Mit freundlichem Gruß in der Hoffnung auf gründliche Reflexion Ihrer Sender-Philosophie

Bärbel Fischer

ELTERNINITIATIVE  FÜR  FAMILIENGERECHTIGKEIT                                                       P.S. Dieser Brief wird auf unserem Blog veröffentlicht.

 

3 Gedanken zu „SWR – linientreu!

  1. Im Fernsehen darf heute jeder Unsinn breit getreten werden, darf jede Unverschämtheit präsentiert werden, wenn sie nur dazu beiträgt, Stimmung zu machen, um die Kinder ab dem ersten Lebenstag von den Eltern wegzubringen und in Kollektiven außerhalb des Elternhauses festzuhalten.

    Nun darf also kaum verblümt gesagt werden, dass Eltern mit geringem Einkommen und bescheidenen Schulabschlüssen unfähig seien, ihre Kinder zu erziehen.

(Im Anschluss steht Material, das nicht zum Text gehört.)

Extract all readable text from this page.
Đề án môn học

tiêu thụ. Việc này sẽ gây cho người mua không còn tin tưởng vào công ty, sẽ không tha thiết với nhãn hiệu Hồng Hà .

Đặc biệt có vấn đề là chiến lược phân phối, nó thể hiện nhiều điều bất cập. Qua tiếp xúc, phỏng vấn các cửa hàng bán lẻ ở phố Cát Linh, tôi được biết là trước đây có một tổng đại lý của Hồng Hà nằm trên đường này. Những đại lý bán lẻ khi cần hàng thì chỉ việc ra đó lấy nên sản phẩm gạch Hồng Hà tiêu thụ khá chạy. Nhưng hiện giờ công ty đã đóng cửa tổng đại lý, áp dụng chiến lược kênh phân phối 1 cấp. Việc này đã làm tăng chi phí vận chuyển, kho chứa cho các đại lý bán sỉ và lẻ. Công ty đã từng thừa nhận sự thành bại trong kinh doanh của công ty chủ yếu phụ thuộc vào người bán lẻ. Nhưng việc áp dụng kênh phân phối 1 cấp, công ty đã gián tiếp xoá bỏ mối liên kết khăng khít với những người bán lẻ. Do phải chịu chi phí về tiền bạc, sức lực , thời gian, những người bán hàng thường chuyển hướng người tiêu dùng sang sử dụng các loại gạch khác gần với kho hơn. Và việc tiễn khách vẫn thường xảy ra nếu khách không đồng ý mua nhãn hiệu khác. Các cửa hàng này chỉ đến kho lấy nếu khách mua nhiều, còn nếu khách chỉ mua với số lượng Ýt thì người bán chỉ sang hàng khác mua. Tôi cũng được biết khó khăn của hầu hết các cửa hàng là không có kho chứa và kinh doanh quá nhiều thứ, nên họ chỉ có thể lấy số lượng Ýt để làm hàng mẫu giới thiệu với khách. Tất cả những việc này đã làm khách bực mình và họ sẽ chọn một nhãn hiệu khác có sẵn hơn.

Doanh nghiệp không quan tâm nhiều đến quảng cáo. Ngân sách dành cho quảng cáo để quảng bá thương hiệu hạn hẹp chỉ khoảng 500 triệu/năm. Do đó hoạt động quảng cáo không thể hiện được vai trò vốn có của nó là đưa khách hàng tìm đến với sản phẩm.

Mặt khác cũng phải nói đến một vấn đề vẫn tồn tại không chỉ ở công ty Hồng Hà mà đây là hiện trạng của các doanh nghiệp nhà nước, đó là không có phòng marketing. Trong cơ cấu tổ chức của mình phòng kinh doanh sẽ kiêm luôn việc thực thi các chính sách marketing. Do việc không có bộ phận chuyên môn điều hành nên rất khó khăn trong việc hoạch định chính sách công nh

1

Es geht hierbei nicht um die Frage, ob es sinnvoll sei, den Einschulungstermin, der heute im sechsten Lebensjahr liegt, vorzuverlegen, also die Schulpflicht ein, zwei Jahre früher beginnen zu lassen. Wir reden von Säuglingen und von Kindern unter drei Jahren. Und da glaubt so eine Journalistendame, der Staat müsse die Erziehung aller Kinder in die Hand nehmen, um die Nachteile, die Kinder aus sog. prekären Verhältnissen hätten, von vornherein zu vermeiden.

    Dieser Unsinn mag sich auf die Meinung stützen, dass Kinder aus „prekären“ oder „bildungsfernen“ Verhältnissen weniger häufig zu höheren Schulabschlüssen kämen als Kinder anderer Eltern. Sehen wir einmal davon ab, dass bei Veröffentlichung der Ergebnisse dieser Untersuchungen im letzten Sommer einige überaus blamable handwerkliche Fehler und abenteuerliche Interpretationen sichtbar geworden waren – die auch auf dieser Seite aufgegriffen worden waren. Angenommen, Kinder armer Eltern oder auch solcher mit bescheidenen oder gar keinen Schulabschlüssen würden im Mittel tatsächlich seltener zu sog. höheren Schulabschlüssen kommen. Das soll ein Grund sein, alle Säuglinge dieses Landes in Krippen abzugeben? Bevor man so abenteuerliche Schlüsse zieht, sollte man sich z.B. einmal die Eltern, von denen die Rede ist, genauer ansehen.

    Mir sind in meiner langen Dienstzeit als Schulleiter eines naturwissenschaftlichen Gymnasiums viele Kinder aus schwierigen Verhältnissen begegnet – auch prozentual stark in den Klassen vertreten – die nach anfänglichen Schwierigkeiten exzellente Fortschritte gemacht haben. Vor allem die Kinder ostasiatischer Herkunft ( darunter solche, die grauenhafte Erlebnisse als „boat people“ hinter sich hatten) oder die Kinder aus bettelarmen und total „bildungsfernen“ Elternhäusern, die mit ihren Eltern als sog. „Kontingentjuden“ aus der zusammengebrochenen Sowjetunion hier angekommen waren und in deren Familien kein Wort deutsch gesprochen wurde, erwiesen sich als ein verlässlicher Posten guter Schüler.
    Da genügten ein paar von Serviceclubs finanzierten Deutsch- und Englischkurse, um diese Kinder rasch an das Niveau unserer Schule heranzuführen.
    Und in den zwanzig Jahren, in denen ich für die Studienstiftung des Deutschen Volkes im Auswahlausschuss tätig war, ist mir nicht nur ein Fall begegnet, dass der Kandidat Eltern hatte, die Analphabeten waren und die kaum ein deutsches Wort kannten.

    Hat man die Motive der Leute genauer untersucht? Könnte es nicht sein, dass arme Leute ängstlicher sind, dass sie befürchten, ihr Kind könne zu dem heute schon guten Drittel – bald vielleicht der Hälfte – der Studenten gehören, die überhaupt keinen Abschluss schaffen? Wer traut sich denn schon zu, sein Kind bis weit ins Erwachsenenalter hinein rundum zu versorgen?

    Nein, die Probleme, die Kinder aus solchen Verhältnissen haben mögen, sind kein Grund, sie und mit ihnen alle anderen in Krippen hinein zu zwingen. Viel wirksamer sind flexible Hilfen während der Schulzeit, ist die Durchlässigkeit des Schulsystems, sind Angebote der Weiterbildung wie etwa die bestens bewährten Abendrealschulen und Abendgymnasien. Und nicht zuletzt: Ist eine anständige Ausbildung im Handwerk nicht tausendmal besser als etwa ein Studium der „Geschwätzwissenschaften“? Ein weites Feld…. Dank an jeden Leser, der bis hierher durchgehalten hat!